# Happy 16th Birthday Barnaby



## swishywagga (Nov 13, 2012)

Today would have been Barnaby's 16th Birthday. I hope he's celebrating with an endless supply of cheese and crackers, steak and sausages and partying with all his friends at the bridge. 

Happy Birthday Beautiful Boy, we love and miss you so much. We will celebrate your day and light your Birthday Candle just like we have done every year. May your golden smile light up the bridge and the whole world forever x

A happy song for you Barnaby!


----------



## Kalhayd (May 4, 2016)

Happiest of birthdays to sweet, handsome, Barnaby! 


I imagine lots of mud baths and treats as far as the eyes can see.


----------



## G-bear (Oct 6, 2015)

Happy birthday you handsome boy! Your mom is missing you even more than usual today. Please send her a big sloppy kiss from the bridge and I will send her a hug, ok?


----------



## laprincessa (Mar 24, 2008)

Happy Birthday, Uncle Barnaby!
We miss your wisdom and your antics, and hope you're having a huge cake with all your friends at the Bridge today.


----------



## hotel4dogs (Sep 29, 2008)

Oh Barnaby, we miss you! I hope you and Tiny Dancer are playing together at the bridge, with Toby keeping watch.


----------



## Karen519 (Aug 21, 2006)

*Barnaby*

Happy 16th Birthday, Barnaby. Tell Smooch and Snobear I love them! I love Barry Manilow, too!


----------



## CAROLINA MOM (May 12, 2009)

Happy 16th Barnaby, I know there's a huge and very special celebration in your honor today at the Bridge.


----------



## Jessie'sGirl (Aug 30, 2010)

Happy Birthday Barnaby. You are missed. I'm sure there's a huge cake with lots of candles for you today at the Bridge.


----------



## ArchersMom (May 22, 2013)

Happy birthday, sweet Barnaby!


----------



## PrincessDaisy (Dec 20, 2011)

I missin your wise advice Unkle Barnabee. Enjoy your cake. Please to pass greetings to alla the dogs there.

Daisy


----------



## goldensmum (Oct 23, 2007)

Happy Birthday Barnaby - I hope that you have been partying hard at the Bridge


----------



## swishywagga (Nov 13, 2012)

hotel4dogs said:


> Oh Barnaby, we miss you! I hope you and Tiny Dancer are playing together at the bridge, with Toby keeping watch.

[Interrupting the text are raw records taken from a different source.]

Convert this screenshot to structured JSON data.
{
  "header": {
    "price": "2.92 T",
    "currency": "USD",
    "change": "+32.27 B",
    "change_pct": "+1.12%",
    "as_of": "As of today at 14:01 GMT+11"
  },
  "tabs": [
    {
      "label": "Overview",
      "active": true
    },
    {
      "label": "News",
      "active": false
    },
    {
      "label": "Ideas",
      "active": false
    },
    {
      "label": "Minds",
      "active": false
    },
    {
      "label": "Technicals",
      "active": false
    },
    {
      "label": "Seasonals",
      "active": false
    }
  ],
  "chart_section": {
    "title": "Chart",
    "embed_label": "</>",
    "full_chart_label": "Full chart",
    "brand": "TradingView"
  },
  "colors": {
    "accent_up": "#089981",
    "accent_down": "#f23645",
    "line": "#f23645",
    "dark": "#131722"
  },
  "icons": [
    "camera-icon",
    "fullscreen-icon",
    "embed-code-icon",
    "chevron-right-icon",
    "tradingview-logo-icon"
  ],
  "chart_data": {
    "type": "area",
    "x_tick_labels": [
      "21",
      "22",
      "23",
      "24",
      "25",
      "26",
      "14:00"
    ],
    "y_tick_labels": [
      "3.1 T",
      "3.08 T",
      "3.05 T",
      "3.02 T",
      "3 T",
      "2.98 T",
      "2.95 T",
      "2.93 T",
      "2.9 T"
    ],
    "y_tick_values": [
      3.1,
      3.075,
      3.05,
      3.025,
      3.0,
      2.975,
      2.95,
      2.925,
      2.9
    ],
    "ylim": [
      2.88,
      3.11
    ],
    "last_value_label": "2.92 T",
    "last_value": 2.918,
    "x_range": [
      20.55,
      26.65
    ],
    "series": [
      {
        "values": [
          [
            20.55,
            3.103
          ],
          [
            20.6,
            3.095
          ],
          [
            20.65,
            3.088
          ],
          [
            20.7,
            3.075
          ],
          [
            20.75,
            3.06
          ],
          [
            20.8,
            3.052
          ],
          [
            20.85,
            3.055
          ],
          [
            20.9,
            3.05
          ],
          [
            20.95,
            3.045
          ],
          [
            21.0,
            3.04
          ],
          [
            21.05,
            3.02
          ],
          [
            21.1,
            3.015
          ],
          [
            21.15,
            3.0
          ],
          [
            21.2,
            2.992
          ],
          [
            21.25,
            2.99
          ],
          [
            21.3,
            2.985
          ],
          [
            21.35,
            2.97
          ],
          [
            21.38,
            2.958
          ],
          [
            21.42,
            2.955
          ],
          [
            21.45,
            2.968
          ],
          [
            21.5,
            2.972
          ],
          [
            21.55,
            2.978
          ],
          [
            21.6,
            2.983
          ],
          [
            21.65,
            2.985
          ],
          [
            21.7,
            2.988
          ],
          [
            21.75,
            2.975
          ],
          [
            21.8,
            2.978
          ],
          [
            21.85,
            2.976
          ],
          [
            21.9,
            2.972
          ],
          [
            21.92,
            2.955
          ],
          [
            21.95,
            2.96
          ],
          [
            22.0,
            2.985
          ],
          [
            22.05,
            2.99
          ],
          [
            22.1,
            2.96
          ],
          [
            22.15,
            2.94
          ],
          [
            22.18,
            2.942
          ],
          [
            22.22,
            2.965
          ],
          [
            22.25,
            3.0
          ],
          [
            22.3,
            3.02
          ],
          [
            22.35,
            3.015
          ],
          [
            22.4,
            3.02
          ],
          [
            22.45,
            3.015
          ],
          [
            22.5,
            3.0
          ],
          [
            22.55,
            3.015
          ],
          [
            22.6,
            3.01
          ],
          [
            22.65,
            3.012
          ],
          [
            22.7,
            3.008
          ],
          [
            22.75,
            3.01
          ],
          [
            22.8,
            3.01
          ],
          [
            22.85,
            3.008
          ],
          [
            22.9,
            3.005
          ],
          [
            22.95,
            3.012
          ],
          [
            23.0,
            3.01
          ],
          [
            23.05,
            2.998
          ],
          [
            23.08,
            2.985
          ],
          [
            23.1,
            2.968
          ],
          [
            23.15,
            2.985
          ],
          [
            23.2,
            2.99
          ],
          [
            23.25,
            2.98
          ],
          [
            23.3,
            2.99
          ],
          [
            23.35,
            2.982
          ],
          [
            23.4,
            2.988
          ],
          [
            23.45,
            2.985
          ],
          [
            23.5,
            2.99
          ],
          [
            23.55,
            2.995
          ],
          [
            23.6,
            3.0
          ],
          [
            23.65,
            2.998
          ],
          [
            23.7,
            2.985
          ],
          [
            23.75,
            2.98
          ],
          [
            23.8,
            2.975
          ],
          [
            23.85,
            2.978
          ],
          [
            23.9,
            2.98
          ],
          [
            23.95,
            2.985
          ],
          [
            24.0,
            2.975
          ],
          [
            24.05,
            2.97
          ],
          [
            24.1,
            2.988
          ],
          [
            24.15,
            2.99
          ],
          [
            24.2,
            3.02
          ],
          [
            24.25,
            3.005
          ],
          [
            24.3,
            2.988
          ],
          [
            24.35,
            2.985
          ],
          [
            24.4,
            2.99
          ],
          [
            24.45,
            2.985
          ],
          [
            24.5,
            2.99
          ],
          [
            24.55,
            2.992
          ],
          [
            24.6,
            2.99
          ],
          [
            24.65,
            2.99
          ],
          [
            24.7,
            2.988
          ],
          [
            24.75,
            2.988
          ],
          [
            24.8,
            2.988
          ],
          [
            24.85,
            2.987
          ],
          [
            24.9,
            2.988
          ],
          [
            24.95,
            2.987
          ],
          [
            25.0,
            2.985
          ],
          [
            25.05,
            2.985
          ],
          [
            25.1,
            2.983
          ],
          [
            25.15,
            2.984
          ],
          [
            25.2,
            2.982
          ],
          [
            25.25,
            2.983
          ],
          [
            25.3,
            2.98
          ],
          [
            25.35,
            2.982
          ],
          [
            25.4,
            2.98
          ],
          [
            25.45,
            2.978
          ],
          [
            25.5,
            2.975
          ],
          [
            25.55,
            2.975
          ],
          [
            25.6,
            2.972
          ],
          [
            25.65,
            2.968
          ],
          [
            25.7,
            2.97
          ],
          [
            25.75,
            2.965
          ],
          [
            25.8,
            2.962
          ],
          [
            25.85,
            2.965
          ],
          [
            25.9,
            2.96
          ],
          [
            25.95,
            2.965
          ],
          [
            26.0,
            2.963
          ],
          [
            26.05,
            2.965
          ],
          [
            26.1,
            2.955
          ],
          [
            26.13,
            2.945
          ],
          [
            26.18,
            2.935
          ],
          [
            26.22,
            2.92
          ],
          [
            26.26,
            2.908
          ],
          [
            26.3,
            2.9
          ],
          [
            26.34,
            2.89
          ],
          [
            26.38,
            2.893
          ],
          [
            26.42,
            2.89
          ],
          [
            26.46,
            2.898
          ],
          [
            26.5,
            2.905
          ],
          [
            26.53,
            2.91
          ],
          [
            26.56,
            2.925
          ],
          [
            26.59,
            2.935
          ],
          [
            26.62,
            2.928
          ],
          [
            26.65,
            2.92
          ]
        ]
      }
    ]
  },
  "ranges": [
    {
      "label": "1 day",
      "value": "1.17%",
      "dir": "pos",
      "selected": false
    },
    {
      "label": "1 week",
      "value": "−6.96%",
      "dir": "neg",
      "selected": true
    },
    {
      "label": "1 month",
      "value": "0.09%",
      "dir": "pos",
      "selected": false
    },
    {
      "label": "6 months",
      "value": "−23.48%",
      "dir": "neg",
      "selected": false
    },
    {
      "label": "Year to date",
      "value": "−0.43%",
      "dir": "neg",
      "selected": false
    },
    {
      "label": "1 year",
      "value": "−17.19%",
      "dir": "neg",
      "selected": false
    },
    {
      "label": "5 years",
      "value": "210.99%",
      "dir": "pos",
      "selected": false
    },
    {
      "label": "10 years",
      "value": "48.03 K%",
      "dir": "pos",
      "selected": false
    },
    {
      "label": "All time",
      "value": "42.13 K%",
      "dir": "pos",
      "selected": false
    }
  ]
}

I hope they are dancing together to Tiny Dancer, I have to tell you every time I hear it I end up crying!.


----------



## aesthetic (Apr 23, 2015)

Happy birthday Barnaby!!


----------



## Pilgrim123 (Jul 26, 2014)

Birthday wishes for Barnaby,and special sparklies from all our special Bridge dogs to those he left behind.


----------



## Brinkleythegolden (Jun 18, 2012)

Happee belated birfdae Bardabee from Brinkley!


----------



## tikiandme (May 16, 2010)

Happy 16th Birthday, dear, fabulous Uncle Barnaby. From your adoring Junior Senior nephew, Cosmo.


----------



## Buddy's mom forever (Jun 23, 2011)

Happy 16th Birthday sweet Barnaby!

I imagine a great birthday party still going on at The Bridge, and my Buddy is there too. 
To live in the hearts of those who love you is never to die, we lobe u an miss u maneeeeee!

Hugs to your mom and dad.


----------



## Sweet Girl (Jun 10, 2010)

Aw, happy birthday, Barnaby. I hope you found Tesia. I always thought you two would get along.


----------



## hotel4dogs (Sep 29, 2008)

Me too....misty eyed sitting here now.



swishywagga said:


> I hope they are dancing together to Tiny Dancer, I have to tell you every time I hear it I end up crying!.


----------



## swishywagga (Nov 13, 2012)

Thank you all so much for Barnaby's Birthday Wishes, I have a feeling the party will going on well into the weekend!.


----------



## brianne (Feb 18, 2012)

Terribly late but didn't want to miss wishing the handsome Mr. B a very happy 16th birthday. I bet there is a whole basket of clean laundry and tons of steaks and other treats for the big celebration.


----------



## Karen519 (Aug 21, 2006)

*Barnaby*

Wishing you Happy 16, again! Keep the Barry Manilow music playing.


----------



## swishywagga (Nov 13, 2012)

Karen519 said:


> Wishing you Happy 16, again! Keep the Barry Manilow music playing.


I think that Barnaby would have picked this one out for his Aunt Karen!.


----------



## Karen519 (Aug 21, 2006)

*Love it!!!*

Can't think of one Barry Manilow recording I don't love!
Thanks for picking that out for me! What a way to start the day!


----------